Alexis Petridis
Rock opera. Is there a phrase in popular music more likely to bring about a total collapse of the will to live? Probably not - it seems so redolent of pomposity and excess - so tonight's concert counts as a narrow squeak. It was initially billed as a complete acoustic performance of the original 1969 rock opera Tommy - a plan the Who have abandoned, instead playing the album's highlights as an encore. No one in the audience looks particularly distraught at this turn of events. For their main set, the Who play the singles that made them famous: I Can't Explain; Anyway, Anyhow, Anywhere; Substitute. They lunge belligerently forth, a series of sudden, sharp impacts that do not appear to be blunted by the cold that turns Roger Daltrey's voice into a bark, nor by the absence of Keith Moon's unique percussive whirlwind, nor indeed by the presence of Pino Paladino, the characterless session musician's characterless session musician, in place of the late bassist John Entwistle.
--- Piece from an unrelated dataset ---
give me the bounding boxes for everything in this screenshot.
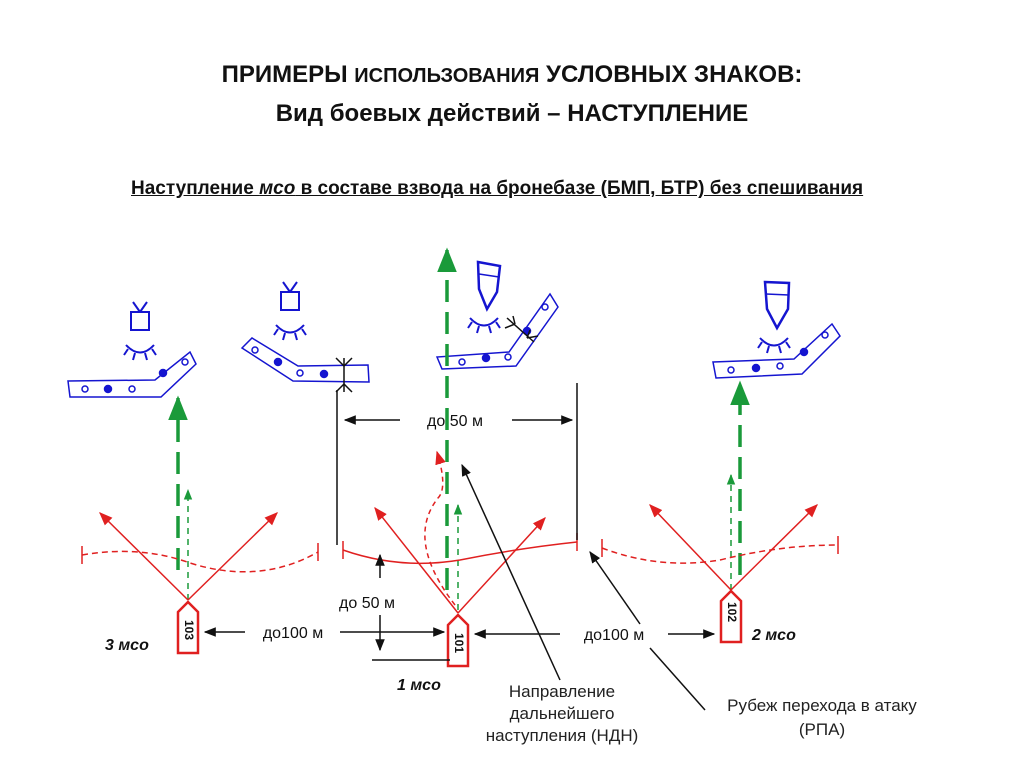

Neither of the band's surviving members look particularly like rock legends - in full flight, Daltrey most closely resembles a man confronting a neighbour about branches overhanging into his Essex garden, while Townshend's dark suit, cropped hair and jowly features make him look like Will Self's dissolute great uncle - but their appearance makes their performance all the more surprising. Daltrey attempts to play two tambourines and ends up smashing them both. Townshend runs to the front of the stage, jabs his guitar violently at the audience and windmills his arm in time-honoured style. It should look ridiculous. Instead, it's a thrilling reminder of the unpredictability and menace that underpinned the Who in their prime.
Up in the balcony, a man rips off his shirt and begins miming the drums, while in the stalls, an entire family are frantically pogoing in unison. The Who, it seems, still have the power to move an audience in ways far beyond the standard reverence afforded heritage rock acts.